IL-1β expression in pancreatic tumors was associated with shorter survival of patients with pancreatic ductal adenocarcinoma (PDAC)[39]. Physical proximity with IL-1β⁺ TAMs was associated with inflammatory reprogramming and acquisition of pathogenic properties by a subset of PDAC cells[40]. Inhibiting IL-1β activity caused TAM reprogramming and antagonized tumor cell inflammation, leading to PDAC control in vivo. Tumor cell-derived IL-1β regulated an immune-modulatory program that supported pancreatic tumorigenesis[41]. IL-1β also served as a key cytokine that activated IRAK4 in pancreatic CAF[42,43]. Targeting IRAK4 or IL-1β thus rendered PDAC less fibrotic and more sensitive to gemcitabine in vivo.

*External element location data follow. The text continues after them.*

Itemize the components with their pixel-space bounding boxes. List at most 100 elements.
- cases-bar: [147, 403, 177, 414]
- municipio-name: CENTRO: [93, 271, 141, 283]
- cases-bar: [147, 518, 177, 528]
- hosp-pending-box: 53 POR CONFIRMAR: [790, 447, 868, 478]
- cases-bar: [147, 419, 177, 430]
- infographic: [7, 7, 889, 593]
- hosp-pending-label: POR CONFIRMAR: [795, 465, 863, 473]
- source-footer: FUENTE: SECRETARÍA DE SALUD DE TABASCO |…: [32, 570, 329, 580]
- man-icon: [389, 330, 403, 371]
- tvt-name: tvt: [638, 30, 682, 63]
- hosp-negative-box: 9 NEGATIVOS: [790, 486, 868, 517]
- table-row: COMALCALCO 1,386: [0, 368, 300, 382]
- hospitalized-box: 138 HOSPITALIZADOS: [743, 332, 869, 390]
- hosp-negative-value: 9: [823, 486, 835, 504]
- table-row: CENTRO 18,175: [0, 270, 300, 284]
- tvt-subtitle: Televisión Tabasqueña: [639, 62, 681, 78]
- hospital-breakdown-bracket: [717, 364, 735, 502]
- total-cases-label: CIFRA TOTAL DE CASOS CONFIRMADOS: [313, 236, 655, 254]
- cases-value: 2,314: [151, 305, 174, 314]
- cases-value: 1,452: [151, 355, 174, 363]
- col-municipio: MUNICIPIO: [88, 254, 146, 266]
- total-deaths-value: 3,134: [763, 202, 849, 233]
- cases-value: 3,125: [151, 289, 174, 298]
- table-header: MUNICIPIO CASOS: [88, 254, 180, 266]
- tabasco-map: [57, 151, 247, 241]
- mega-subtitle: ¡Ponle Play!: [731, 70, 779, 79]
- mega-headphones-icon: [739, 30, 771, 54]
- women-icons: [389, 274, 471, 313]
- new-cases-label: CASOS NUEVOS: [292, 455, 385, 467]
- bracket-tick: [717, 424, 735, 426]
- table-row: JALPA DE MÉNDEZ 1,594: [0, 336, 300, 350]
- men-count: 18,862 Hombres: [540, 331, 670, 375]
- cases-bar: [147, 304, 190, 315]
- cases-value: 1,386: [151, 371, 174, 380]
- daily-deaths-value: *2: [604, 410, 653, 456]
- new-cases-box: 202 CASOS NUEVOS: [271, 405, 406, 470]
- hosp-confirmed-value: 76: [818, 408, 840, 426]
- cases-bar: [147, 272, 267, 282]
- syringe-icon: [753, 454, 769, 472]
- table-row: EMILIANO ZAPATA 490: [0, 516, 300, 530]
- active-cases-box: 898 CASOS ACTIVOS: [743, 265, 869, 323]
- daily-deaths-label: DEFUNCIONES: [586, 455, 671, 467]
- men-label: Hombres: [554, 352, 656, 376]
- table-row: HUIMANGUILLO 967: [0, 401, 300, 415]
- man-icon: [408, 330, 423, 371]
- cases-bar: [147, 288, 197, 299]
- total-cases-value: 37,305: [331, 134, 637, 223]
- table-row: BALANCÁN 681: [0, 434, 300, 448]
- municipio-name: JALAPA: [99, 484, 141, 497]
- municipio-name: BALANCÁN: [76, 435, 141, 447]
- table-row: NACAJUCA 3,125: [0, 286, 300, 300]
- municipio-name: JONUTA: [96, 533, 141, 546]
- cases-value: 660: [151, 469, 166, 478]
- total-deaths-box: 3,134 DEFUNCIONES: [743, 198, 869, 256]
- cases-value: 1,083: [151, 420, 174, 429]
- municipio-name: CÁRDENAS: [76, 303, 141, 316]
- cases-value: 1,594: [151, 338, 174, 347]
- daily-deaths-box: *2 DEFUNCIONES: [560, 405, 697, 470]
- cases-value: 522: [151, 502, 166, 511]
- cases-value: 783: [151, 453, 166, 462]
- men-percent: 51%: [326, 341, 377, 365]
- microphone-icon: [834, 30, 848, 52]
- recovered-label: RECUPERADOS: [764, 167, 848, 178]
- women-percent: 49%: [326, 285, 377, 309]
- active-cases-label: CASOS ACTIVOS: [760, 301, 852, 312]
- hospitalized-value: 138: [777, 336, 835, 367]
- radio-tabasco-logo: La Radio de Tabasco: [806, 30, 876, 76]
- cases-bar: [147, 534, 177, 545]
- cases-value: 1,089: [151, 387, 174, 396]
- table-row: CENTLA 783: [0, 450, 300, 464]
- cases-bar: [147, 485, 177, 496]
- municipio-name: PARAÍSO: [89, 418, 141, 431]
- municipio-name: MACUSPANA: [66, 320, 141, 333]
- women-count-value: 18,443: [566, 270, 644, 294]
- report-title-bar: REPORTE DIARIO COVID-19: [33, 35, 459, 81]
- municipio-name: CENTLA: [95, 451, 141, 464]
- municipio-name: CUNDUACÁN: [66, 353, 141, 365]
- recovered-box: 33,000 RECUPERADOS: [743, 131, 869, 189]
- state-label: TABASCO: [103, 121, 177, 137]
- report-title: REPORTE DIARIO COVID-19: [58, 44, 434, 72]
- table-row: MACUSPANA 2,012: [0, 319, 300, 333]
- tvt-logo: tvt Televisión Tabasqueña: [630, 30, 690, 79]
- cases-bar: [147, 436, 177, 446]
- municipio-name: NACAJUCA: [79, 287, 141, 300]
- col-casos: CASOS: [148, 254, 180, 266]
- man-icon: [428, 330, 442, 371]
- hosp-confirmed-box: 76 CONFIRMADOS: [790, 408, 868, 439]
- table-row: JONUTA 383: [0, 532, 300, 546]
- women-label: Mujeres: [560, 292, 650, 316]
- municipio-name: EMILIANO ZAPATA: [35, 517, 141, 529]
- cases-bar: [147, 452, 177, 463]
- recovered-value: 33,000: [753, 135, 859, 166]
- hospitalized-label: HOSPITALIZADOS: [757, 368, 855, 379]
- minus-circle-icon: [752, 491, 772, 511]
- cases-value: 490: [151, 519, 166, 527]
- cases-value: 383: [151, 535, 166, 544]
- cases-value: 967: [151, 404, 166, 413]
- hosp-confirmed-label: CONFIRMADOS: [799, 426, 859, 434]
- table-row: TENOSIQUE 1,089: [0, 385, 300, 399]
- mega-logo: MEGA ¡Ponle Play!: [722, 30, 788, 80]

IL-1β expression was significantly upregulated in gallbladder cancer (GBC) cases as compared with non-malignant cholelithiasis controls[44]. The study also showed that levels of IL-6, IL-1β, and IL-23 were significantly higher in GBC patients, whereas transforming growth factor-β was lower compared with healthy individuals[45]. In a north Indian population, the haplotype 1/C of IL1B was found to confer a significantly enhanced risk of GBC in patients with gallstones[46]. Exogenous IL-1β promoted the proliferation of GBC-SD and SGC996 cells in vitro and in vivo and also promoted migration in vitro via TWIST activation[47]. To date, most studies in GBC point toward the roles of IL-1β as a pro-tumorigenic cytokine; however, studies on the roles and clinical significance of IL-1R are still lacking.

A genetic polymorphism study revealed that the IL-1B +3954 C/C genotype was associated with a shorter overall survival in patients with resected intrahepatic cholangiocarcinoma, as determined by both univariable and multivariable analyses. The IL-1B +3954 polymorphism was also associated with shorter disease-free survival[48]. Further, monocytes from patients with primary sclerosing cholangitis, a condition most commonly linked to bile duct cancer[49], produced significantly more IL-1β and IL-6[50]. However, the roles of IL-1β in bile duct cancer progression and their underlying mechanisms remain under-investigated. This is still the missing piece of the jigsaw in the study of IL-1β’s effects on the tumor biology of GI cancers.